Participants will submit both the results and the model. A set of additional images will be processed against the model for final scoring of the submission.
Submissions will be run by crowdAI against a Docker container. Details may be found in the Resources section.
The /project folder will hold the submission scripts, the install and run scripts (see below)
Participants may optionally submit an installation script an
install.sh. When executed in the container this will download and install any necessary code and libraries.
If an external API is used it must be indicated on the submission page. A list of APIs may be found in the Resources section.

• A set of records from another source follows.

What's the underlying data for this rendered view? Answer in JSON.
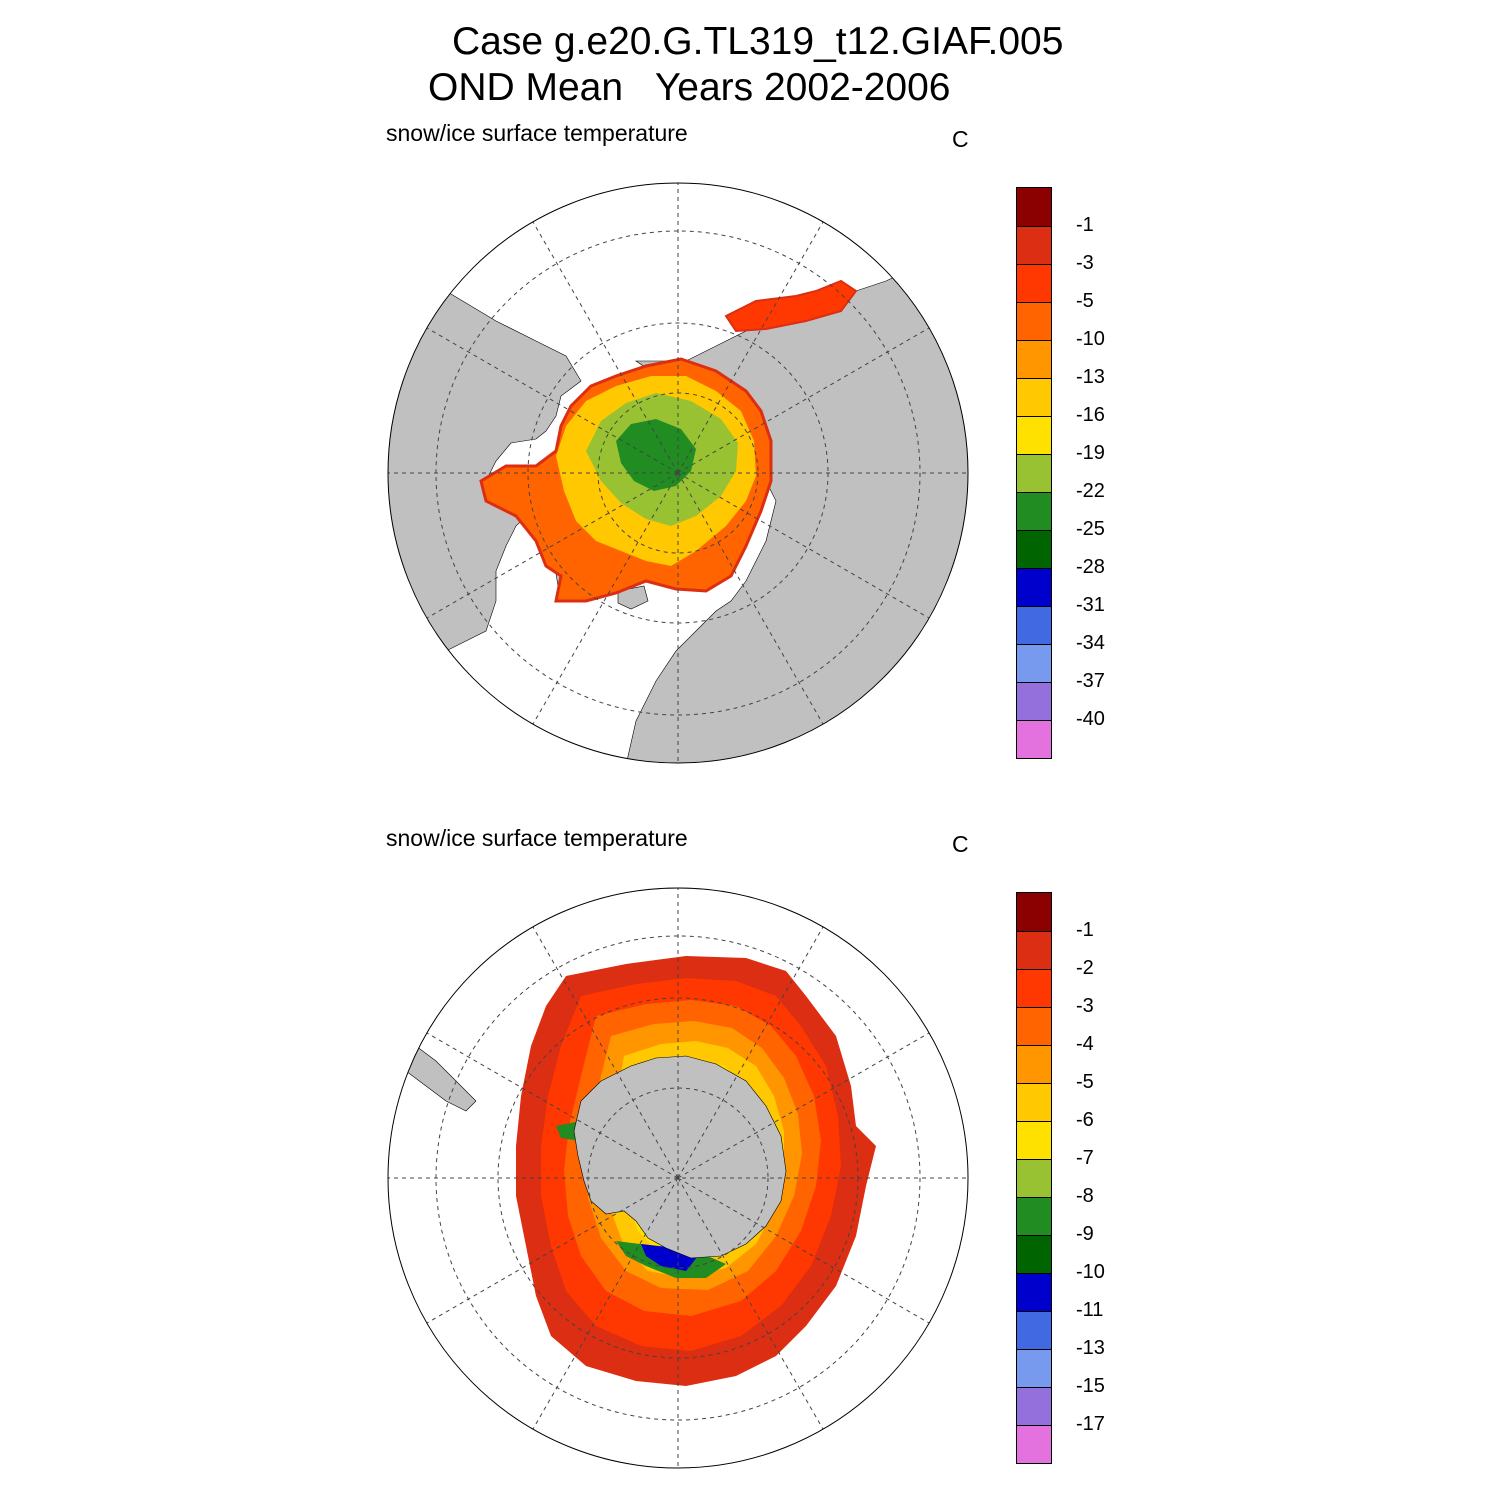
{
  "title": {
    "line1": "Case g.e20.G.TL319_t12.GIAF.005",
    "line2": "OND Mean   Years 2002-2006"
  },
  "panels": [
    {
      "hemisphere": "north",
      "variable_label": "snow/ice surface temperature",
      "units": "C",
      "colorbar": {
        "colors": [
          "#8b0000",
          "#dc2e12",
          "#ff3700",
          "#ff6400",
          "#ff9600",
          "#ffc800",
          "#ffe100",
          "#99c233",
          "#218c21",
          "#006400",
          "#0000cd",
          "#4169e1",
          "#7799ee",
          "#9370db",
          "#e371de"
        ],
        "labels": [
          "-1",
          "-3",
          "-5",
          "-10",
          "-13",
          "-16",
          "-19",
          "-22",
          "-25",
          "-28",
          "-31",
          "-34",
          "-37",
          "-40"
        ]
      }
    },
    {
      "hemisphere": "south",
      "variable_label": "snow/ice surface temperature",
      "units": "C",
      "colorbar": {
        "colors": [
          "#8b0000",
          "#dc2e12",
          "#ff3700",
          "#ff6400",
          "#ff9600",
          "#ffc800",
          "#ffe100",
          "#99c233",
          "#218c21",
          "#006400",
          "#0000cd",
          "#4169e1",
          "#7799ee",
          "#9370db",
          "#e371de"
        ],
        "labels": [
          "-1",
          "-2",
          "-3",
          "-4",
          "-5",
          "-6",
          "-7",
          "-8",
          "-9",
          "-10",
          "-11",
          "-13",
          "-15",
          "-17"
        ]
      }
    }
  ]
}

Participants must include a script called
run.shwhich is executed against a folder of images in the /project folder. It will produce a single product_nutrients.csv file as output, also in the /project folder.
Participant code must search for each nutrient type and record the value in the CSV file. If a nutrient is not specified on the package, the field is completed with '-1.0'
Listed below are examples of Nutritional data raw images and the extracted raw data (the data should be submitted as a single CSV file for all products, but has been presented as a table for illustration purposes).

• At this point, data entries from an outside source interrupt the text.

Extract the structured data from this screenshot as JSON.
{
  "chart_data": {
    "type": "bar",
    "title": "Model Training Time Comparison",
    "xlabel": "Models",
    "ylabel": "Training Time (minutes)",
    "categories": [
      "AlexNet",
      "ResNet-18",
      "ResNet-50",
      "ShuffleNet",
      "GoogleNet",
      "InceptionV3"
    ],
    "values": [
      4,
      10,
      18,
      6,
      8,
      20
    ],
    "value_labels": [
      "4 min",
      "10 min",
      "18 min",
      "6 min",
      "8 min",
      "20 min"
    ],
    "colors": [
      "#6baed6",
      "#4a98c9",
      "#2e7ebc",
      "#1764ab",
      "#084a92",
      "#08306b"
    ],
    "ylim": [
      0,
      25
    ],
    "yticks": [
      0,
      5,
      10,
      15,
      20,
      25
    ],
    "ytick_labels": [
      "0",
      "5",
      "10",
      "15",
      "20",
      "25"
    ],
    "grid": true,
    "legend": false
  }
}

This product is an example of a label where a single column of data only is available. In this case the data falls into the per_hundred column, as per the example below.

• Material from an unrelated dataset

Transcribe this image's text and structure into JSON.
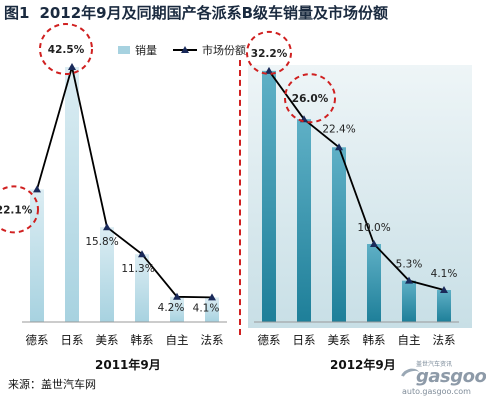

This product has a serving site (45g) as well as a percentage. These are columns 3 and 4 in the example below. Sometimes there is an additional column of data, which may be ignored for the purposes of this challenge.
- % of correct fields per product averaged across all products.
- A submission must have a grade of 80% or above to be eligible for prizes.
- 500 labeled images will be provided to participants
- Participants must provide runnable code and code is evaluated by crowdAI against a set of secret images
- Runnable code is submitted up to 5 times/day
- The final submission will be graded after the close of the challenge against a set of images that will not be used during the running of the competition.
The author of the most highly ranked submission above 80% will be invited to the crowdAI winner's symposium at EPFL in Switzerland on January 30/31, 2017. This symposium is part of the Applied Machine Learning Days to which the winner will have full access. The educational award is given to the participant with the either the most insightful submission posts, or the best tutorial - the recipient of this award will also be invited to the symposium (the crowdAI team will pick the recipient of this award). Expenses for travel and accommodation are covered by crowdAI.
In addition, there is a CHF 2,000 (~ USD 2,000) prize on the most highly ranked submission above 80%.